The thing about parenting is that you are always thinking about your child, sometimes you are worrying, sometimes sad, sometimes indignant, so the days when you are happy and laughing are pretty sweet.

Friday, 17 August 2012

A Little Star

I love picking Riley up from school. I only do it twice a week due to work and they have a kiss and drive which I also love as I am quite antisocial.  I really feel a huge surge of love as I see Riley running over to my car with his big bag bouncing behind him.

Every time he gets into the car I ask him about his day, he always says it was 'great'. Sometimes I get more information, but more often than not, 'great' is all I hear. I always ask him what the best bit of the day was and he always say, "Seeing You". This is sweet, but after 400 plus days I would like to hear a different highlight.

Today when I picked Riley up I could see that he was clutching a piece of paper about the size of an award certificate and he was smiling the biggest smile ever. He got into the car and yes, he did have an award. He was so excited, he said he got his award, two stickers, a round of applause, a stamp and a rubber from the special award box.

This might sound pretty standard to many people, but we have spent the last three years at a school that does not believe in awards, so aside from pre-primary, this is the first award he has received. As soon as we got home he ran to the neighbour's house to show her his award. Cute, but even cuter given that fact that we barely know this woman. Fortunately she kindly read the award and told him well done.

When we got inside he took a photo out of another frame and placed his award inside.

He is so proud, we are so proud. Sometimes its the small things.

Tuesday, 14 August 2012

Back on the Wagon


I fell off the blogging wagon, I can't even blame the Olympics, because I watched about, three hours of it in total. I just kept thinking that I didn't have anything interesting enough to write about. A friend keeps telling me to start blogging again, she tells me that she misses my blog. I thought for a while that I might just stop, I wanted my blog to be big and important, and it wasn't.  As I have thought this over for the last few weeks, waiting for something big and important to come along, I realised the fact that amazing, newsworthy things probably won't happen on a daily basis. My life isn't big and important. There will be times when things happen that are more interesting than others and I have realised that I can still write even when the exciting stuff isn't happening. I live a small and generally uninteresting life, and this is my record of that life.

I was going to write about my new iPhone app, picfx, which I totally love and makes me feel like a professional photographer (see above and below), but just then I saw something more worthy of sharing.


I just went to pick up the clothes that Riley had strewn through the house pre-bath and noticed that he did not wear underpants, again, today. This happens more often than not.

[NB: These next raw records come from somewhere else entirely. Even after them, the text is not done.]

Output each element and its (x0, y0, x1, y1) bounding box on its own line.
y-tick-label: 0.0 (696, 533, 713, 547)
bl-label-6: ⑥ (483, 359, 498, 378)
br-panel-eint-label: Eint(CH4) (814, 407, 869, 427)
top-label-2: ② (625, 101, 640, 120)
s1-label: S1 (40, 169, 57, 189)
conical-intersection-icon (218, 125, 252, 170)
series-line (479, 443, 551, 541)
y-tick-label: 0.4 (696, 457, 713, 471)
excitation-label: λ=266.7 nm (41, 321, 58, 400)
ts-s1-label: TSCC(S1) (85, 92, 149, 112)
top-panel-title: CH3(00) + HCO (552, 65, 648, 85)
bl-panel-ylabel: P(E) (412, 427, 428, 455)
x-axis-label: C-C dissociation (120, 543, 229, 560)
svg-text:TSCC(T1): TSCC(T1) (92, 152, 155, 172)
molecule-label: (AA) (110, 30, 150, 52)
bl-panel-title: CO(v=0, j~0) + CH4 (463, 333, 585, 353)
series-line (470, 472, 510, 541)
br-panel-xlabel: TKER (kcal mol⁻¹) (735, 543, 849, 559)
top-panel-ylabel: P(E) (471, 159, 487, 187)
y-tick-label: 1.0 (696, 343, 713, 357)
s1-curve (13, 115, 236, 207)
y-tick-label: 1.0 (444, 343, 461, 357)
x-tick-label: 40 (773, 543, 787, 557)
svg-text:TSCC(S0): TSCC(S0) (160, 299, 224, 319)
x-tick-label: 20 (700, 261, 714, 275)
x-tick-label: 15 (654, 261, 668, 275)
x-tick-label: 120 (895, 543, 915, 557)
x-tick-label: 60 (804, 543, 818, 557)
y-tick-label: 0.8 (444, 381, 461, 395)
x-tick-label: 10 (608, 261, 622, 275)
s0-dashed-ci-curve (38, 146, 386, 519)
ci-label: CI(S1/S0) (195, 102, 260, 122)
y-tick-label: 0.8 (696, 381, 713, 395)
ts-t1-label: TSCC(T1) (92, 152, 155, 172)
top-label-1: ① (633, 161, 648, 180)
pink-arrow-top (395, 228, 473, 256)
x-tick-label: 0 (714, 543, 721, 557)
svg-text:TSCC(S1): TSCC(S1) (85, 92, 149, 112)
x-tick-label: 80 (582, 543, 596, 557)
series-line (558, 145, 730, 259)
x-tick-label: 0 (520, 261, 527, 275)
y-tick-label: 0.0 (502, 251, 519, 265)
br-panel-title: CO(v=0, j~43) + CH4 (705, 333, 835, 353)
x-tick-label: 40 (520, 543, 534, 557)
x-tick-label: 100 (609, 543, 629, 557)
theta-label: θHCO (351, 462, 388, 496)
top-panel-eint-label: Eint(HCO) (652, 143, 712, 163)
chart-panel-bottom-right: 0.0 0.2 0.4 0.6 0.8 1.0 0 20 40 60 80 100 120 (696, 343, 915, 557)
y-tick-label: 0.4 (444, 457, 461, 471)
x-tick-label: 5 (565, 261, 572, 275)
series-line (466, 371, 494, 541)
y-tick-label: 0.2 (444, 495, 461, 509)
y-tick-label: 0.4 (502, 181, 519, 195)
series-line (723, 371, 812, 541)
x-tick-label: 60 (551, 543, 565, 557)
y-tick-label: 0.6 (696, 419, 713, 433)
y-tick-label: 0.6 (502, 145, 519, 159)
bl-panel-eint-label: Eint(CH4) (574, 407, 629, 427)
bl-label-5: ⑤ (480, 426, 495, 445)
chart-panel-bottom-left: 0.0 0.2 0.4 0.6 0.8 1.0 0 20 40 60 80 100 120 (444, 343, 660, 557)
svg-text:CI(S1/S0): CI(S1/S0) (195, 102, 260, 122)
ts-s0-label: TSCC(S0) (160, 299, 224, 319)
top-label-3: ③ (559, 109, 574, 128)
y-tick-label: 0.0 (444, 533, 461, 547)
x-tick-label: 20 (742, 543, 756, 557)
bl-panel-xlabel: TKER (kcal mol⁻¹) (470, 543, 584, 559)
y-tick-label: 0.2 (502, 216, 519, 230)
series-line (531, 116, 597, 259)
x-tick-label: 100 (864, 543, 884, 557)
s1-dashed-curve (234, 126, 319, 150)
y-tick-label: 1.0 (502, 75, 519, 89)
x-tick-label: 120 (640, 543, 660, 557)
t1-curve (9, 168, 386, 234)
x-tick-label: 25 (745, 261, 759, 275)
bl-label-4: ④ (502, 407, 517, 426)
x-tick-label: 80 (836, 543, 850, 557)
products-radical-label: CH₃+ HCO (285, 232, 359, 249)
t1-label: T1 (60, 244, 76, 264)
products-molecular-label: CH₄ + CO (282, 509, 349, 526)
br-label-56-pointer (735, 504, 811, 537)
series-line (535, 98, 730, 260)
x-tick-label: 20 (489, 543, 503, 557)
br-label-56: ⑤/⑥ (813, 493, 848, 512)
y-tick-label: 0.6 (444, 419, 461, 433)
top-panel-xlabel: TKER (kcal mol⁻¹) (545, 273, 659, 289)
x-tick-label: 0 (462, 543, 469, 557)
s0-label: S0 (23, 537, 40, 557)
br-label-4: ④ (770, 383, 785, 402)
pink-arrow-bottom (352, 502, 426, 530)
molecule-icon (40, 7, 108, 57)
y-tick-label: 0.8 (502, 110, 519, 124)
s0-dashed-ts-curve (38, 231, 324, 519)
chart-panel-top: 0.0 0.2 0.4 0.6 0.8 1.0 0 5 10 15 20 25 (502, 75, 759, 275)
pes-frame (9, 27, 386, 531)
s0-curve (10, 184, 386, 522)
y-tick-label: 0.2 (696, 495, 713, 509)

Now he did announce that his penis was named Buzza to us a few weeks ago, so I wondered if perhaps that was why he so often went sans undies, but I just asked him and Buzza has nothing to do with it. He just forgets.

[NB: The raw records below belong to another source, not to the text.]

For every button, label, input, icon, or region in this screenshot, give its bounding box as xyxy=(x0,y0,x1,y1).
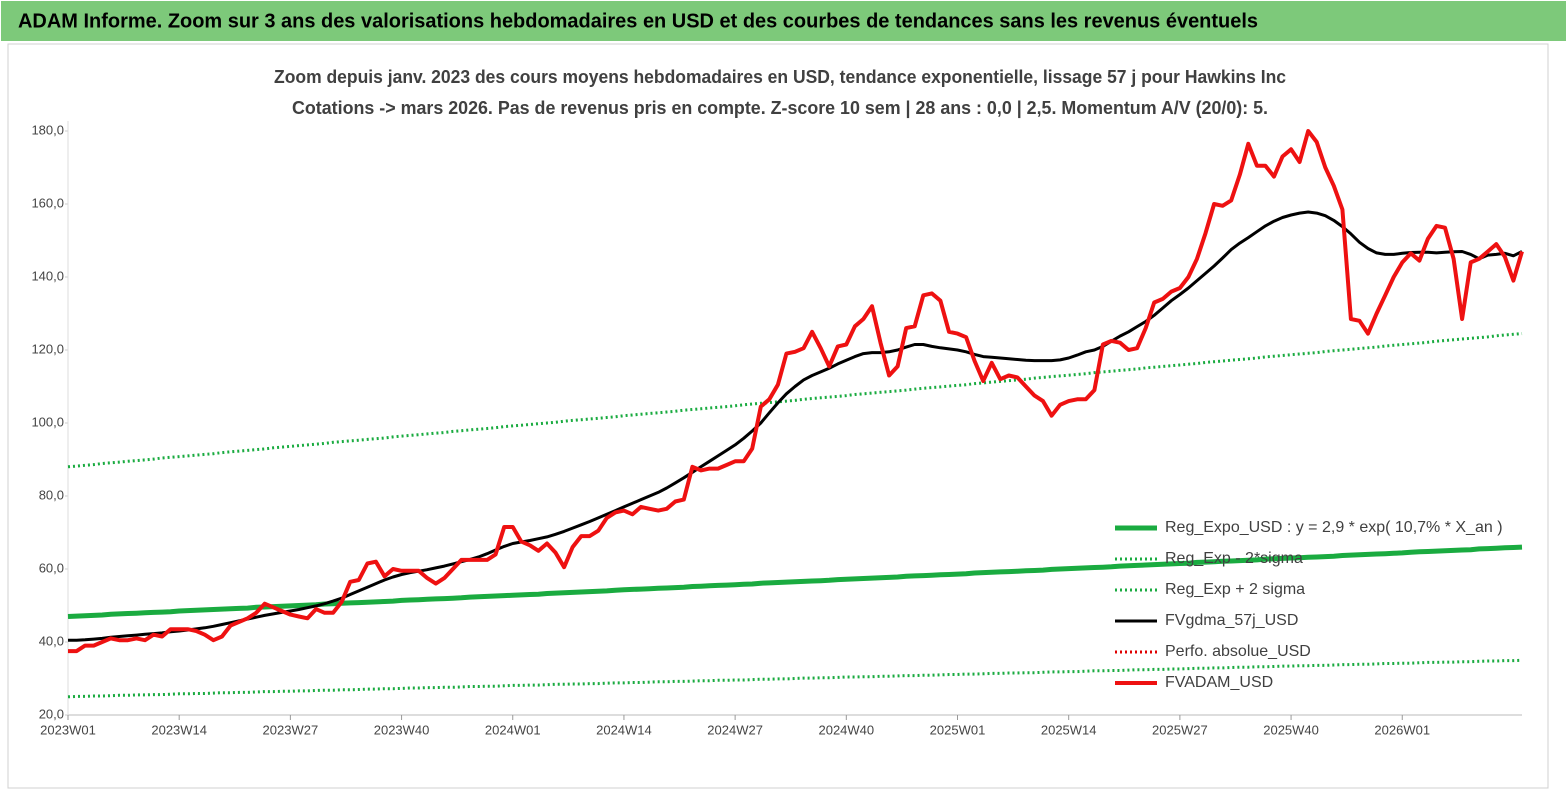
y-tick-label: 100,0 xyxy=(31,414,64,429)
x-tick-label: 2024W01 xyxy=(485,722,541,737)
legend-label: Reg_Expo_USD : y = 2,9 * exp( 10,7% * X_… xyxy=(1165,519,1503,536)
x-tick-label: 2026W01 xyxy=(1374,722,1430,737)
x-tick-label: 2024W40 xyxy=(818,722,874,737)
series-line xyxy=(68,129,1524,654)
header: ADAM Informe. Zoom sur 3 ans des valoris… xyxy=(18,10,1258,32)
x-tick-label: 2025W27 xyxy=(1152,722,1208,737)
header-band xyxy=(1,1,1566,41)
y-tick-label: 20,0 xyxy=(39,706,64,721)
x-tick-label: 2025W01 xyxy=(930,722,986,737)
series-line xyxy=(68,210,1523,642)
chart-subtitle: Cotations -> mars 2026. Pas de revenus p… xyxy=(292,98,1268,118)
chart-frame xyxy=(7,43,1549,789)
legend-label: Reg_Exp - 2*sigma xyxy=(1165,550,1303,567)
x-tick-label: 2023W27 xyxy=(263,722,319,737)
series-line xyxy=(67,332,1523,469)
y-tick-label: 160,0 xyxy=(31,195,64,210)
y-tick-label: 140,0 xyxy=(31,268,64,283)
x-tick-label: 2024W14 xyxy=(596,722,652,737)
chart-title: Zoom depuis janv. 2023 des cours moyens … xyxy=(274,67,1286,87)
y-tick-label: 60,0 xyxy=(39,560,64,575)
x-tick-label: 2023W40 xyxy=(374,722,430,737)
y-tick-label: 180,0 xyxy=(31,122,64,137)
y-tick-label: 40,0 xyxy=(39,633,64,648)
y-tick-label: 120,0 xyxy=(31,341,64,356)
x-tick-label: 2024W27 xyxy=(707,722,763,737)
y-tick-label: 80,0 xyxy=(39,487,64,502)
x-tick-label: 2023W01 xyxy=(40,722,96,737)
x-tick-label: 2023W14 xyxy=(151,722,207,737)
series-line xyxy=(67,544,1523,619)
legend-label: FVgdma_57j_USD xyxy=(1165,612,1298,629)
legend-label: FVADAM_USD xyxy=(1165,674,1273,691)
legend-label: Reg_Exp + 2 sigma xyxy=(1165,581,1305,598)
x-tick-label: 2025W14 xyxy=(1041,722,1097,737)
x-tick-label: 2025W40 xyxy=(1263,722,1319,737)
legend-label: Perfo. absolue_USD xyxy=(1165,643,1311,660)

I did have to tell him to put his polo top on the right way this morning as it was on back to front and he had not realised, so clearly, the fact that he is not wearing undies would not register.

I still have the occasional dream about turning up at school and discovering that I have no top or bra on, this dream was quite common through high school and uni. I now fear that one day Riley's pants may be pulled down at school and the kids around will discover that it was just him and Buzza in those pants, no undies! My child struggles enough, we would definitely have to change schools, again, if that happened.